No real answer here. Some processors have instructions that give the number of set bits (it's a pretty useless instruction for general purpose programming, but good for error detection). Assuming you don't have such an instruction, often zero is overwhelmingly the most likely value for a register to hold, and you should test that specially. Then you have to resort to counting out the bits. The basic algorithm is AND with one, add the result to the accumulator, shift right, AND with one, and repeat until you have all the bits. Or since you want zero bits, XOR with 1. But we can likely speed it up. You could take 8 bits and do a lookup. but would that be faster or slower than clocking out 8? It just depends on the particular instruction set, memory cache, and so on. If we have a "register file" such that registers are identified by index number, we can maybe set up register 0 with 4, register 1 with 3, register 2 with 3, register 3 with 2 and so on (16 registers with counts of zero bits), clock out 4 bits, then use the result to index the register file. You'll need to do several to justify the overhead.

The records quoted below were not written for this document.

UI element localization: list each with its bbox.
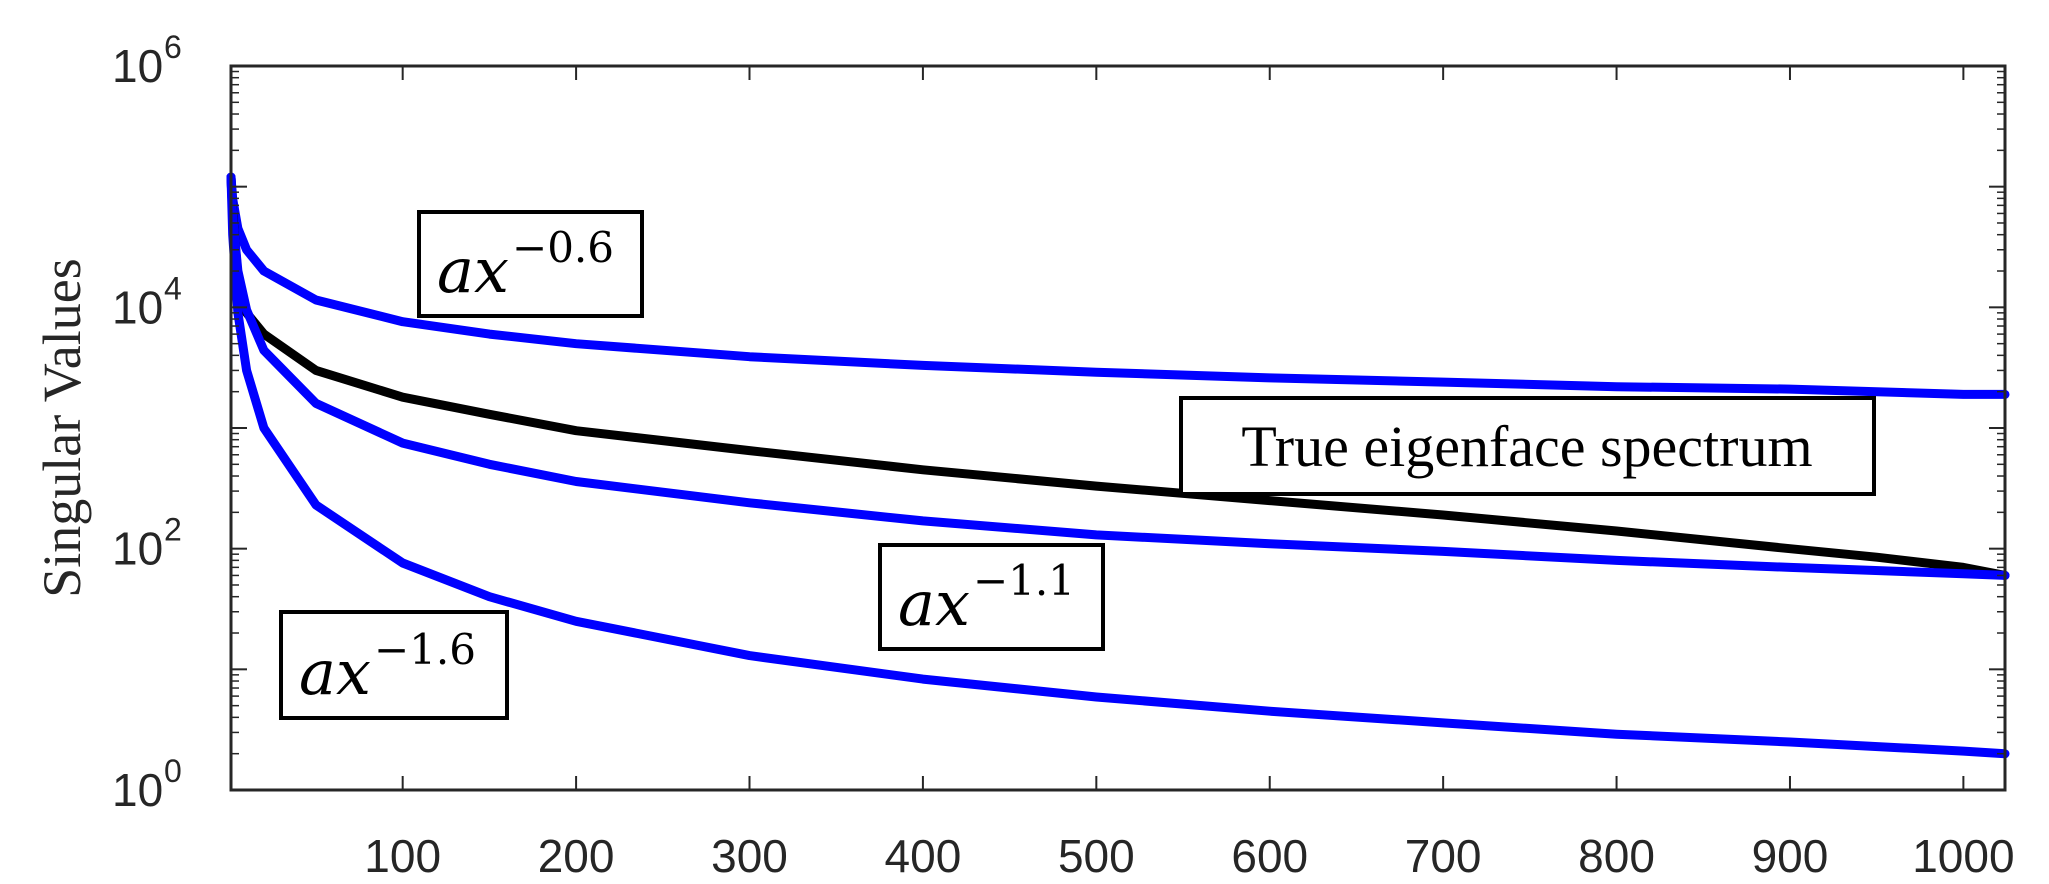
y-tick-label: 10 6 xyxy=(112,29,182,92)
x-tick-label: 700 xyxy=(1405,830,1482,882)
x-tick-label: 400 xyxy=(885,830,962,882)
annotation-base: ax xyxy=(299,636,371,709)
annotation-exponent: −1.1 xyxy=(973,556,1075,605)
y-tick-base: 10 xyxy=(112,40,163,92)
annotation-box xyxy=(279,610,509,720)
annotation-base: ax xyxy=(437,234,509,307)
y-tick-label: 10 4 xyxy=(112,270,182,333)
y-axis-label: Singular Values xyxy=(32,258,92,597)
series-line-4 xyxy=(226,172,2010,759)
annotation-ax-1.1: ax −1.1 xyxy=(878,543,1105,651)
y-tick-exponent: 6 xyxy=(164,29,182,65)
y-tick-base: 10 xyxy=(112,281,163,333)
annotation-true-spectrum: True eigenface spectrum xyxy=(1179,396,1876,496)
x-tick-label: 500 xyxy=(1058,830,1135,882)
annotation-box xyxy=(878,543,1105,651)
x-tick-label: 600 xyxy=(1231,830,1308,882)
y-tick-exponent: 4 xyxy=(164,270,182,306)
annotation-base: ax xyxy=(898,567,970,640)
annotation-box xyxy=(1179,396,1876,496)
x-tick-label: 100 xyxy=(364,830,441,882)
x-tick-label: 900 xyxy=(1752,830,1829,882)
x-tick-label: 300 xyxy=(711,830,788,882)
annotation-ax-1.6: ax −1.6 xyxy=(279,610,509,720)
series-group xyxy=(226,172,2010,759)
y-tick-label: 10 2 xyxy=(112,512,182,575)
annotation-exponent: −0.6 xyxy=(512,223,614,272)
y-tick-base: 10 xyxy=(112,764,163,816)
y-tick-label: 10 0 xyxy=(112,753,182,816)
annotation-text: True eigenface spectrum xyxy=(1241,414,1812,479)
series-line-3 xyxy=(226,172,2010,580)
y-tick-base: 10 xyxy=(112,523,163,575)
x-tick-label: 200 xyxy=(538,830,615,882)
x-tick-label: 800 xyxy=(1578,830,1655,882)
annotation-box xyxy=(417,210,644,318)
y-tick-exponent: 2 xyxy=(164,512,182,548)
annotation-exponent: −1.6 xyxy=(374,625,476,674)
axis-ticks xyxy=(231,65,2005,791)
x-axis-tick-labels: 100 200 300 400 500 600 700 800 900 1000 xyxy=(364,830,2014,882)
y-tick-exponent: 0 xyxy=(164,753,182,789)
series-line-1 xyxy=(226,172,2010,399)
annotation-ax-0.6: ax −0.6 xyxy=(417,210,644,318)
x-tick-label: 1000 xyxy=(1912,830,2014,882)
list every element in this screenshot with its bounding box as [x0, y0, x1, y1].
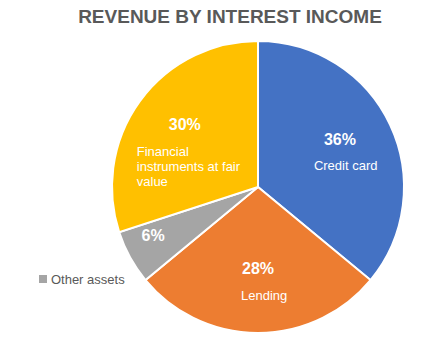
data-label: 6% [142, 227, 165, 244]
data-label: 28% [242, 260, 274, 277]
chart-container: REVENUE BY INTEREST INCOME 36% 28% 6% 30% Cr… [0, 0, 444, 348]
category-label: Other assets [39, 272, 125, 287]
legend-swatch [39, 275, 47, 283]
chart-svg: REVENUE BY INTEREST INCOME 36% 28% 6% 30% [0, 0, 444, 348]
category-label: Financial instruments at fair value [125, 144, 245, 189]
pie-slices [112, 41, 404, 333]
category-text: Other assets [51, 272, 125, 287]
legend-swatch [125, 147, 133, 155]
legend-swatch [229, 291, 237, 299]
category-text: Financial instruments at fair value [137, 144, 245, 189]
data-label: 36% [324, 131, 356, 148]
legend-swatch [302, 161, 310, 169]
chart-title: REVENUE BY INTEREST INCOME [78, 6, 382, 27]
category-text: Credit card [314, 158, 378, 173]
pie-slice [112, 41, 258, 232]
data-label: 30% [169, 116, 201, 133]
category-label: Credit card [302, 158, 378, 173]
category-label: Lending [229, 288, 287, 303]
category-text: Lending [241, 288, 287, 303]
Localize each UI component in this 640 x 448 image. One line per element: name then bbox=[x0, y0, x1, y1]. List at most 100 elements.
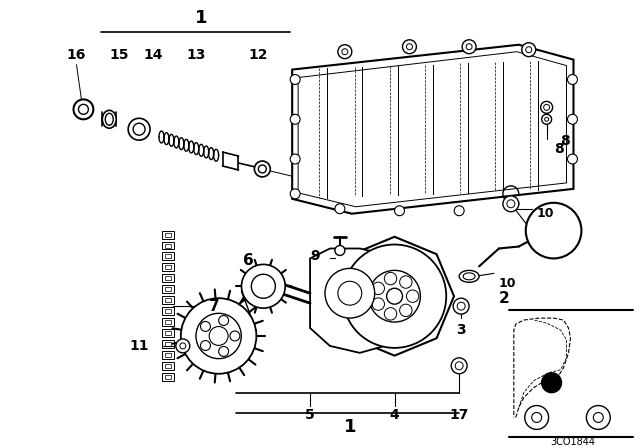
Circle shape bbox=[406, 290, 419, 302]
Circle shape bbox=[568, 114, 577, 124]
Text: 3: 3 bbox=[456, 323, 466, 337]
Bar bbox=[162, 263, 174, 271]
Circle shape bbox=[200, 322, 211, 332]
Circle shape bbox=[385, 272, 397, 285]
Circle shape bbox=[385, 308, 397, 320]
Bar bbox=[162, 340, 174, 348]
Circle shape bbox=[525, 203, 581, 258]
Circle shape bbox=[200, 340, 211, 350]
Bar bbox=[162, 274, 174, 282]
Circle shape bbox=[525, 405, 548, 429]
Text: 10: 10 bbox=[537, 207, 554, 220]
Circle shape bbox=[372, 298, 385, 310]
Circle shape bbox=[338, 45, 352, 59]
Circle shape bbox=[290, 154, 300, 164]
Polygon shape bbox=[292, 45, 573, 214]
Text: 1: 1 bbox=[195, 9, 207, 27]
Circle shape bbox=[387, 288, 403, 304]
Bar bbox=[165, 320, 171, 324]
Circle shape bbox=[525, 47, 532, 53]
Text: 8: 8 bbox=[554, 142, 563, 156]
Circle shape bbox=[74, 99, 93, 119]
Bar bbox=[165, 375, 171, 379]
Circle shape bbox=[394, 206, 404, 215]
Bar bbox=[162, 285, 174, 293]
Circle shape bbox=[399, 304, 412, 317]
Circle shape bbox=[509, 199, 519, 209]
Circle shape bbox=[541, 114, 552, 124]
Circle shape bbox=[230, 331, 240, 341]
Text: 12: 12 bbox=[248, 47, 268, 62]
Circle shape bbox=[325, 268, 374, 318]
Circle shape bbox=[252, 274, 275, 298]
Circle shape bbox=[128, 118, 150, 140]
Circle shape bbox=[593, 413, 604, 422]
Circle shape bbox=[335, 204, 345, 214]
Bar bbox=[165, 265, 171, 269]
Bar bbox=[162, 241, 174, 250]
Circle shape bbox=[586, 405, 611, 429]
Circle shape bbox=[338, 281, 362, 305]
Text: 15: 15 bbox=[109, 47, 129, 62]
Circle shape bbox=[335, 246, 345, 255]
Bar bbox=[165, 276, 171, 280]
Bar bbox=[165, 353, 171, 357]
Circle shape bbox=[522, 43, 536, 56]
Circle shape bbox=[372, 282, 385, 295]
Circle shape bbox=[453, 298, 469, 314]
Bar bbox=[162, 329, 174, 337]
Text: 7: 7 bbox=[209, 299, 220, 314]
Bar bbox=[165, 364, 171, 368]
Bar bbox=[165, 298, 171, 302]
Text: 17: 17 bbox=[449, 409, 469, 422]
Text: 14: 14 bbox=[143, 47, 163, 62]
Circle shape bbox=[466, 44, 472, 50]
Ellipse shape bbox=[463, 273, 475, 280]
Circle shape bbox=[343, 245, 446, 348]
Bar bbox=[162, 307, 174, 315]
Bar bbox=[165, 331, 171, 335]
Text: 10: 10 bbox=[499, 277, 516, 290]
Text: 1: 1 bbox=[344, 418, 356, 436]
Circle shape bbox=[241, 264, 285, 308]
Bar bbox=[162, 231, 174, 238]
Text: 13: 13 bbox=[186, 47, 205, 62]
Circle shape bbox=[79, 104, 88, 114]
Circle shape bbox=[454, 206, 464, 215]
Circle shape bbox=[209, 327, 228, 345]
Bar bbox=[162, 296, 174, 304]
Circle shape bbox=[219, 315, 228, 326]
Text: 6: 6 bbox=[243, 253, 254, 268]
Bar bbox=[165, 287, 171, 291]
Polygon shape bbox=[335, 237, 454, 356]
Circle shape bbox=[176, 339, 190, 353]
Ellipse shape bbox=[102, 110, 116, 128]
Text: 8: 8 bbox=[561, 134, 570, 148]
Circle shape bbox=[541, 373, 561, 392]
Circle shape bbox=[181, 298, 257, 374]
Circle shape bbox=[403, 40, 417, 54]
Circle shape bbox=[462, 40, 476, 54]
Circle shape bbox=[457, 302, 465, 310]
Circle shape bbox=[342, 49, 348, 55]
Circle shape bbox=[507, 200, 515, 208]
Circle shape bbox=[541, 101, 552, 113]
Circle shape bbox=[543, 104, 550, 110]
Ellipse shape bbox=[106, 113, 113, 125]
Circle shape bbox=[133, 123, 145, 135]
Circle shape bbox=[532, 413, 541, 422]
Bar bbox=[165, 342, 171, 346]
Bar bbox=[162, 253, 174, 260]
Bar bbox=[165, 254, 171, 258]
Bar bbox=[165, 244, 171, 247]
Circle shape bbox=[568, 154, 577, 164]
Circle shape bbox=[399, 276, 412, 288]
Text: 2: 2 bbox=[499, 291, 509, 306]
Bar bbox=[165, 233, 171, 237]
Circle shape bbox=[369, 270, 420, 322]
Circle shape bbox=[290, 74, 300, 85]
Circle shape bbox=[254, 161, 270, 177]
Polygon shape bbox=[310, 249, 394, 353]
Bar bbox=[162, 351, 174, 359]
Circle shape bbox=[545, 117, 548, 121]
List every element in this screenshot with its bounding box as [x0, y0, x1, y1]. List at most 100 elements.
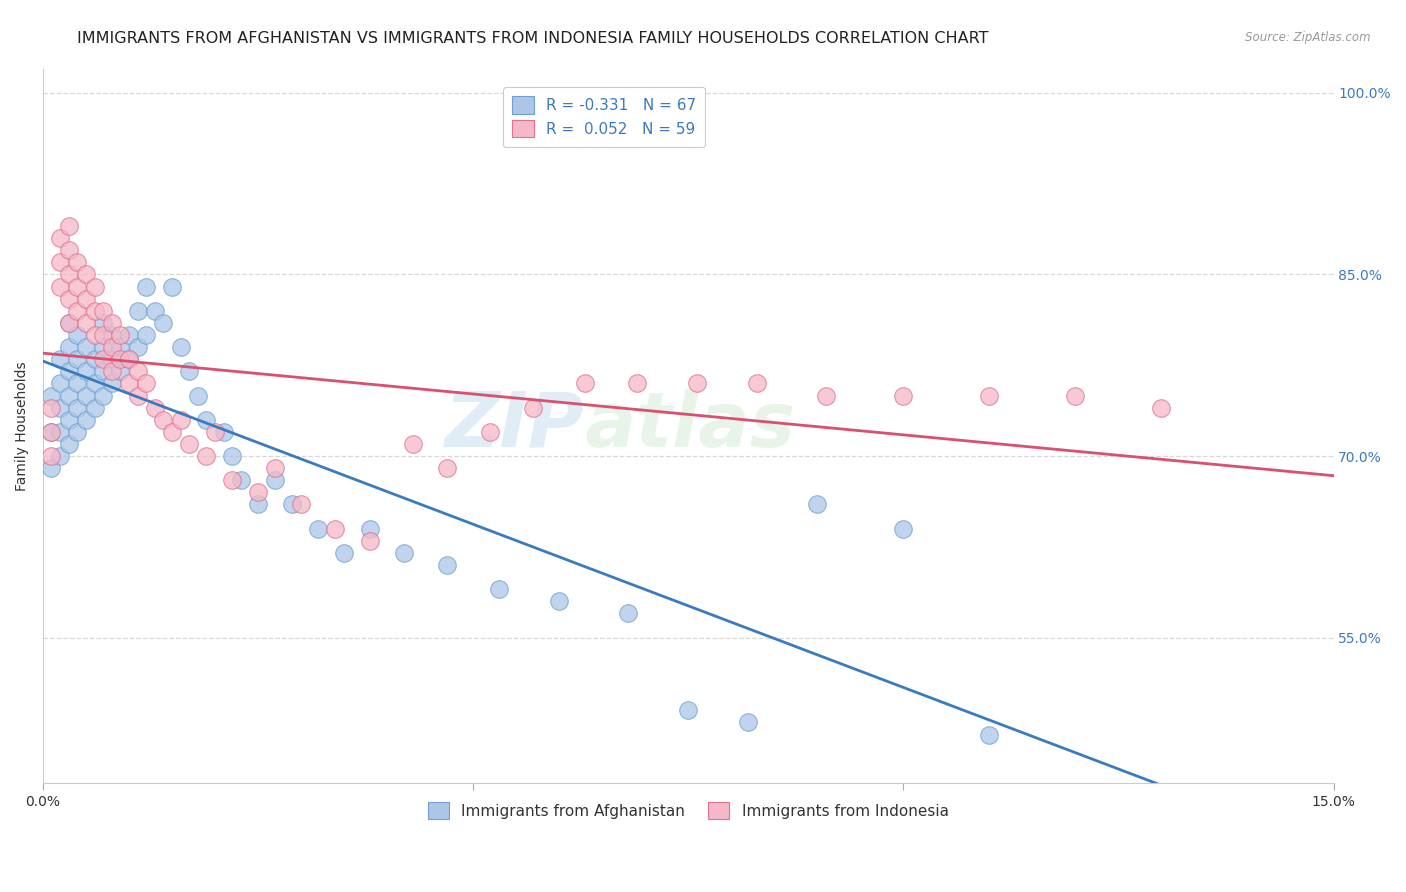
Point: [307, 522, 329, 536]
Point: [325, 522, 347, 536]
Point: [91, 364, 114, 378]
Point: [49, 449, 72, 463]
Point: [891, 522, 914, 536]
Point: [83, 376, 105, 391]
Point: [204, 425, 226, 439]
Point: [135, 279, 157, 293]
Point: [83, 279, 105, 293]
Point: [75, 364, 97, 378]
Point: [246, 498, 269, 512]
Point: [436, 558, 458, 572]
Point: [281, 498, 304, 512]
Point: [574, 376, 596, 391]
Point: [66, 255, 89, 269]
Point: [152, 316, 174, 330]
Point: [333, 546, 356, 560]
Point: [91, 303, 114, 318]
Point: [91, 340, 114, 354]
Point: [1064, 388, 1087, 402]
Point: [41, 401, 63, 415]
Point: [41, 425, 63, 439]
Point: [676, 703, 699, 717]
Point: [41, 425, 63, 439]
Point: [143, 303, 166, 318]
Point: [118, 352, 141, 367]
Point: [626, 376, 648, 391]
Point: [979, 728, 1001, 742]
Point: [66, 303, 89, 318]
Text: ZIP: ZIP: [446, 389, 585, 463]
Point: [49, 401, 72, 415]
Point: [169, 340, 191, 354]
Point: [66, 352, 89, 367]
Point: [160, 425, 183, 439]
Point: [110, 328, 132, 343]
Point: [49, 425, 72, 439]
Point: [91, 316, 114, 330]
Point: [135, 328, 157, 343]
Point: [737, 715, 759, 730]
Point: [169, 413, 191, 427]
Point: [179, 437, 201, 451]
Point: [212, 425, 235, 439]
Point: [548, 594, 571, 608]
Point: [110, 364, 132, 378]
Point: [100, 364, 122, 378]
Point: [41, 461, 63, 475]
Text: atlas: atlas: [585, 389, 796, 463]
Point: [264, 461, 287, 475]
Point: [814, 388, 837, 402]
Point: [522, 401, 544, 415]
Point: [49, 352, 72, 367]
Point: [58, 316, 80, 330]
Point: [75, 316, 97, 330]
Point: [58, 316, 80, 330]
Point: [1150, 401, 1173, 415]
Point: [359, 533, 381, 548]
Point: [152, 413, 174, 427]
Point: [127, 388, 149, 402]
Point: [91, 328, 114, 343]
Point: [246, 485, 269, 500]
Point: [160, 279, 183, 293]
Point: [49, 279, 72, 293]
Point: [91, 388, 114, 402]
Point: [75, 268, 97, 282]
Point: [49, 231, 72, 245]
Point: [891, 388, 914, 402]
Point: [66, 328, 89, 343]
Point: [83, 328, 105, 343]
Point: [58, 268, 80, 282]
Point: [745, 376, 768, 391]
Point: [58, 364, 80, 378]
Point: [806, 498, 828, 512]
Point: [83, 303, 105, 318]
Point: [979, 388, 1001, 402]
Point: [49, 255, 72, 269]
Point: [83, 352, 105, 367]
Point: [127, 364, 149, 378]
Point: [100, 328, 122, 343]
Point: [58, 437, 80, 451]
Point: [686, 376, 709, 391]
Point: [143, 401, 166, 415]
Point: [617, 607, 640, 621]
Point: [75, 340, 97, 354]
Point: [58, 219, 80, 233]
Point: [41, 388, 63, 402]
Point: [75, 413, 97, 427]
Point: [58, 292, 80, 306]
Point: [58, 243, 80, 257]
Point: [195, 413, 218, 427]
Legend: Immigrants from Afghanistan, Immigrants from Indonesia: Immigrants from Afghanistan, Immigrants …: [422, 796, 955, 825]
Point: [41, 449, 63, 463]
Text: IMMIGRANTS FROM AFGHANISTAN VS IMMIGRANTS FROM INDONESIA FAMILY HOUSEHOLDS CORRE: IMMIGRANTS FROM AFGHANISTAN VS IMMIGRANT…: [77, 31, 988, 46]
Point: [100, 376, 122, 391]
Point: [110, 352, 132, 367]
Point: [75, 292, 97, 306]
Point: [127, 303, 149, 318]
Point: [118, 328, 141, 343]
Point: [110, 340, 132, 354]
Point: [127, 340, 149, 354]
Point: [135, 376, 157, 391]
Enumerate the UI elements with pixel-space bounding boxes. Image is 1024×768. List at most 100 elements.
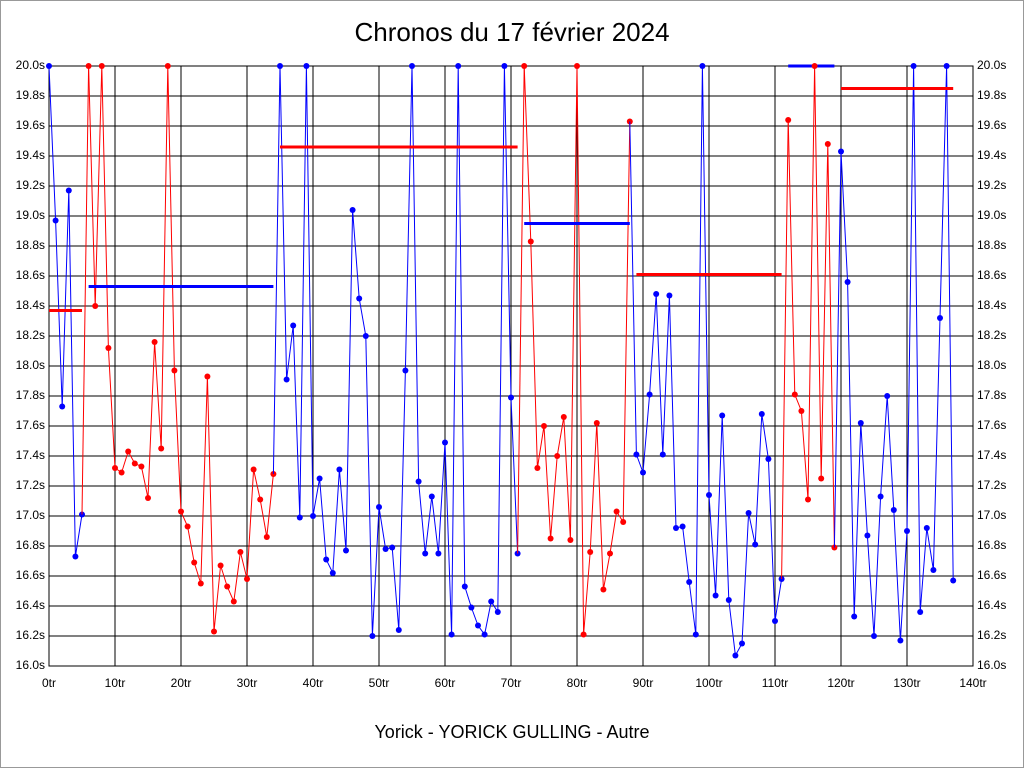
data-point bbox=[864, 532, 871, 539]
data-point bbox=[593, 420, 600, 426]
data-point bbox=[805, 496, 811, 503]
data-point bbox=[257, 496, 264, 503]
data-point bbox=[877, 493, 884, 500]
data-point bbox=[745, 510, 752, 516]
data-point bbox=[917, 609, 924, 615]
data-point bbox=[224, 583, 231, 590]
data-point bbox=[666, 292, 673, 299]
data-point bbox=[158, 445, 165, 452]
data-point bbox=[112, 465, 118, 471]
data-point bbox=[818, 475, 825, 482]
data-point bbox=[290, 322, 297, 329]
plot-border bbox=[48, 65, 974, 667]
series-line bbox=[840, 65, 954, 641]
y-tick-label-right: 18.6s bbox=[977, 268, 1006, 282]
data-point bbox=[758, 411, 765, 417]
data-point bbox=[712, 592, 719, 599]
data-point bbox=[481, 631, 488, 638]
y-tick-label-right: 17.2s bbox=[977, 478, 1006, 492]
data-point bbox=[679, 523, 686, 530]
data-point bbox=[739, 640, 745, 647]
data-point bbox=[442, 439, 448, 446]
data-point bbox=[725, 597, 732, 603]
data-point bbox=[336, 466, 343, 473]
data-point bbox=[475, 622, 481, 629]
x-tick-label: 90tr bbox=[633, 676, 654, 690]
data-point bbox=[65, 187, 72, 194]
data-point bbox=[376, 504, 382, 510]
y-tick-label: 19.0s bbox=[16, 208, 45, 222]
x-tick-label: 10tr bbox=[105, 676, 126, 690]
data-point bbox=[323, 556, 330, 563]
data-point bbox=[343, 547, 349, 554]
data-point bbox=[191, 559, 198, 566]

Another issue is whether looping or unrolling will be faster. Again that is highly architecture dependent.
Then another possible trick is that if the MSB is set, the number is negative. Is a test for negative numbers faster than the AND? Quite likely. Another is that multiplication by two or addition to itself will likely set the carry flag, and add zero with carry might be faster than add register.
There are lots of possible little stratagems.